BRUSSELS — Spain is hurtling towards an embarrassing test case of new EU budget rules and possibly a big fine for a "grave" breach of deficit limits, the European Commission said on Monday.
The overshoot amounts to scores of billions of euros, and led analysts to warn that leaders may have signed away more sovereignty to Brussels than intended during the debt crisis and that the onset of recession risks derailing the implementation of new EU rules.
"We need to shed full light on what went on Spain in 2011," EU Economy Commissioner Olli Rehn's spokesman Amadeu Altafaj said of what he called a "serious, grave" gap in the figures.
Altafaj said Madrid notified Brussels on December 30 that it had overshot its 2011 deficit target by two percentage points, then two days ago that it was another half a percentage point higher.
Spain's 2011 public deficit was supposed to come in at 6.0 percent of gross domestic product (GDP) but ended up at 8.5 percent, meaning the state spent 90 billion euros ($119 billion) more than it took in last year.
As a result, Prime Minister Mariano Rajoy said on Friday that Madrid could not hope to close such a huge gap to meet the 2012 target amid soaring unemployment and a deepening recession.
He did so hours after he and 24 other leaders signed a much-heralded EU treaty supposed to end EU states piling on debt.
The Spanish government is now forecasting a deficit of 5.8 percent in 2012, above an EU-agreed target of 4.4 percent.
The difference in the Spanish deficit would represent a sum not far short of the 90 billion for 2011 -- not dissimilar to the size of the entire bailout agreed for neighbouring Portugal.
Rajoy fended off EU criticism on Monday, insisting Spain "scrupulously" respects its commitments.
"We are scrupulously fulfilling our commitments" on cutting the deficit, Rajoy told reporters in Madrid, stressing that Spain intends to lower its deficit to 3.0 percent of output in 2013.
"The timing and pace have been adjusted, but the ultimate aim has not changed, which is that in 2013 there will be a deficit of 3.0 percent of GDP," Rajoy said.
European Commission head Jose Manuel Barroso insisted Monday, during talks in Vienna with Austrian premier Werner Faymann, that he had "no doubt that the Spanish government will honour its commitment."
Behind the scenes, though, one key source said there is a growing likelihood that the Commission, awaiting April budget submissions, is "of a mind to negotiate nothing and simply open infringement proceedings."
Analysts worried that the Spain case was a sign of "backpedalling" by leaders who "may have signed off more sovereignty than they have prepared their electorates for," in the words of Sony Kapoor, head of economic consultancy Re-Define.

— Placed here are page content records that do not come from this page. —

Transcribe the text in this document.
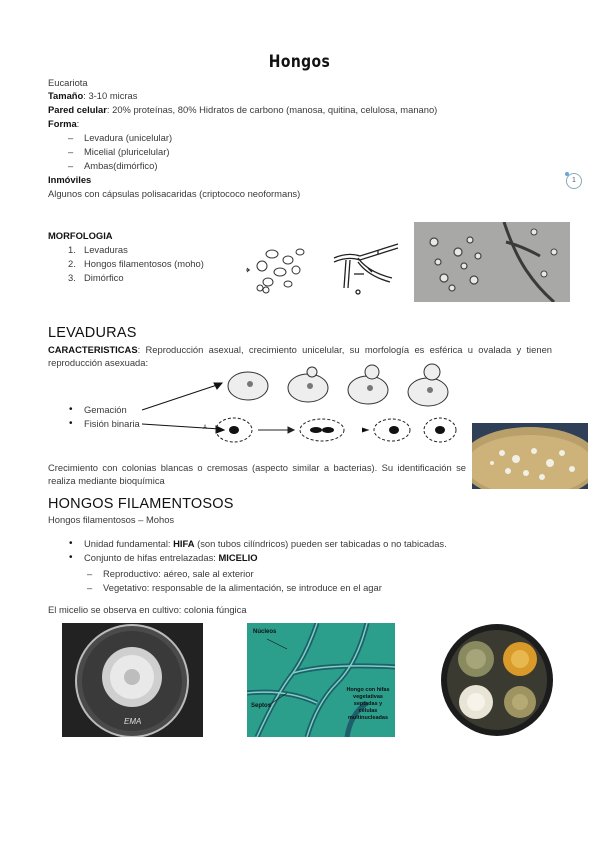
Hongos
Eucariota
Tamaño: 3-10 micras
Pared celular: 20% proteínas, 80% Hidratos de carbono (manosa, quitina, celulosa, manano)
Forma:
– Levadura (unicelular)
– Micelial (pluricelular)
– Ambas(dimórfico)
Inmóviles
Algunos con cápsulas polisacaridas (criptococo neoformans)
1
MORFOLOGIA
1. Levaduras
2. Hongos filamentosos (moho)
3. Dimórfico
LEVADURAS
CARACTERISTICAS: Reproducción asexual, crecimiento unicelular, su morfología es esférica u ovalada y tienen reproducción asexuada:
• Gemación
• Fisión binaria	A
Crecimiento con colonias blancas o cremosas (aspecto similar a bacterias). Su identificación se realiza mediante bioquímica
HONGOS FILAMENTOSOS
Hongos filamentosos – Mohos
• Unidad fundamental: HIFA (son tubos cilíndricos) pueden ser tabicadas o no tabicadas.
• Conjunto de hifas entrelazadas: MICELIO
– Reproductivo: aéreo, sale al exterior
– Vegetativo: responsable de la alimentación, se introduce en el agar
El micelio se observa en cultivo: colonia fúngica
EMA
Núcleos
Septos
Hongo con hifas vegetativas septadas y células multinucleadas
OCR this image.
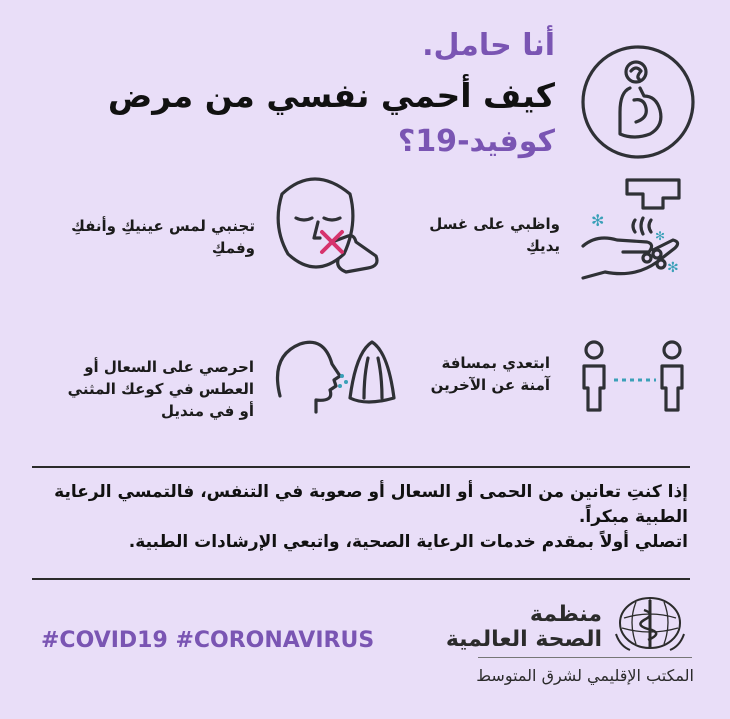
أنا حامل.
كيف أحمي نفسي من مرض
كوفيد-19؟
✻
✻
✻
واظبي على غسل يديكِ
تجنبي لمس عينيكِ وأنفكِ وفمكِ
ابتعدي بمسافة آمنة عن الآخرين
احرصي على السعال أو العطس في كوعك المثني أو في منديل
إذا كنتِ تعانين من الحمى أو السعال أو صعوبة في التنفس، فالتمسي الرعاية الطبية مبكراً.
اتصلي أولاً بمقدم خدمات الرعاية الصحية، واتبعي الإرشادات الطبية.
#COVID19 #CORONAVIRUS
منظمة
الصحة العالمية
المكتب الإقليمي لشرق المتوسط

Altafaj said Rehn already asked Spain for "clarity" on the figures during talks among eurozone finance ministers last Thursday and is still waiting.
"It's clear we need these hard figures, validated, in order to do a full assessment," he said.
As a eurozone state, Spain risks a cash fine worth between 0.2 percent and 0.5 percent of GDP depending on the severity of the circumstances under new laws meant to tighten budgetary discipline that came into force at the start of the year.
"Once we have clarity," Altafaj said of the detailed figures and analysis wanted in Brussels, "we will do our analysis and make our recommendations.
Rajoy has argued his new 5.8-percent goal was a "sensible" position to adopt, and two senior EU diplomats have suggested that Madrid could be allowed to postpone some of the toughest decisions on cuts to 2013.
One of these diplomats said to expect Madrid to slash its deficit from 8.5 percent of GDP to 4.4 percent as planned in one year would be "a rather steep reduction -- probably simply not possible."
This source said that Spain had indicated the problem lay with its autonomous governments, such as Catalonia or the Basque Country.
However, he also noted that "an underlying issue is that you shouldn't have different rules for small and bigger countries."
Eurozone and EU finance ministers are due to discuss Hungary's slippage next week.
Missed targets there resulted last month in a recommendation by Rehn that 500 million euros in EU grants should be suspended next year unless corrective action is taken.
The Netherlands and Belgium have also opened political negotiations, with the two countries' respective minority and coalition governments needing to find up to 17 billion and 2.0 billion in cuts this year.